It is difficult to distinguish the two cases in practice.
https://en.wikipedia.org/wiki/Thing-in-itself
I don't think it follows that either the universe or our minds are computational. For one, we don't have a satisfactory definition of "mind", so that question has to remain open until we do.
And the universe could be "computational" in a completely unfamiliar way. It might even be humanly unimaginable.
As a wild speculation, consider the extreme case: the universe actually functions as an indivisible whole.
We use math to make predictions about repeating causal patterns, and invariably they work in a time- and precision-limited way.

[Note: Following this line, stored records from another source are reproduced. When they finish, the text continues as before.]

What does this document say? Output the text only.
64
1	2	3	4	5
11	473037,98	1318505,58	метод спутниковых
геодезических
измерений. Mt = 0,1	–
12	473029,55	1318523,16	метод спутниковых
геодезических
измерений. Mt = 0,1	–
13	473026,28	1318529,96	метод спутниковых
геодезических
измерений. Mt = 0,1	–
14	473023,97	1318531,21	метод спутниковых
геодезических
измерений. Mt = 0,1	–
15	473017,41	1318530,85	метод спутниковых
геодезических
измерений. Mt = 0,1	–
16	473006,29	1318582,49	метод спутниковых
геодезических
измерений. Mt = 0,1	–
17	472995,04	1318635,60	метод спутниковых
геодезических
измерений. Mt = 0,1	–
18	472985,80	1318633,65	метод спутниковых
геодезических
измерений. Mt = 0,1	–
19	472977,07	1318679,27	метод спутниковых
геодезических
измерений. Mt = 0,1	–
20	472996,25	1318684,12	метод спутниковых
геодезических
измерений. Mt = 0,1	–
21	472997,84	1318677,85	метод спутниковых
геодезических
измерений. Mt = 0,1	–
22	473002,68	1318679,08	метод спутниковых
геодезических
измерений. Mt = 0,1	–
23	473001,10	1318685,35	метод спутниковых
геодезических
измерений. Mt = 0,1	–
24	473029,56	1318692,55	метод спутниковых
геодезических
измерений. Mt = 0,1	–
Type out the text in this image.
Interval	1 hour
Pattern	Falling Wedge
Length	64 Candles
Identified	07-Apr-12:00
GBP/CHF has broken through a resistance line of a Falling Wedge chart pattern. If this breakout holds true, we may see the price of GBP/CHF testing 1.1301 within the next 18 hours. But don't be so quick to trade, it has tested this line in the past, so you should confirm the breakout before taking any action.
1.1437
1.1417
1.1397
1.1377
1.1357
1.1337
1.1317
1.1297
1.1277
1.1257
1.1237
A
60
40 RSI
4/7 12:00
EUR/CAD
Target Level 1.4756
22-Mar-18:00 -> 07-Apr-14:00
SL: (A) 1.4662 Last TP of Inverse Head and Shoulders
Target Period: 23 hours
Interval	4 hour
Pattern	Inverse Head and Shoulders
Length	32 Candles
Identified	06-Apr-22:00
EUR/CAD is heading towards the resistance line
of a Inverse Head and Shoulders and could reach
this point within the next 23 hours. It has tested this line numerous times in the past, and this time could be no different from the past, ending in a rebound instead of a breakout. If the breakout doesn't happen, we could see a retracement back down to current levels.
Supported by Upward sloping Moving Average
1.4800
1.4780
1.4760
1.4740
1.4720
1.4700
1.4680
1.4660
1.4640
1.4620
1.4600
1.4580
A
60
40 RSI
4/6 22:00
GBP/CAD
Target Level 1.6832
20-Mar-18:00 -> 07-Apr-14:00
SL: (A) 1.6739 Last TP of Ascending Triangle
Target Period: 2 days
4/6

If the universe was a true thing-in-itself on its own terms, it could be "computational", but our models would always be incomplete and imperfect.
We would never be able to understand it fully, because we would never be able to build a complete and accurate representation of its computational mechanisms.
Could you give me a definition for “definition”?
At some point you have to be content that your inability to define every single term in your vocabulary doesn’t hinder your ability to use that term in practice.
All we have in way of creating/communicating knowledge is symbol manipulation. Language.
Turing machines are language recognisers, and I am comfortable using them as practically sufficient (for the purposes of conversation) models of minds.
To be sure you see my point, defining “definition” is recursive and that puts you on the computer science turf.
I am a computer. Mathematics is a language; or more precisely - it is a grammar. Our Mathematical models of the universe are computational, and since Mathematics can only prove things up to isomorphism that is as far as colourless, formal, linguistic reductionism will take us.
As for Kantian transcendentalism. Look no further than Jean-Yves Girard’s work on Linear Logic, Geometry of Interaction and transcendental syntax. Is all computer science intersecting with Quantum Physics.
Detecting anything is signal processing.
And if I am wrong about this - all the better! It is exactly the right kind of wrongness we need to progress science.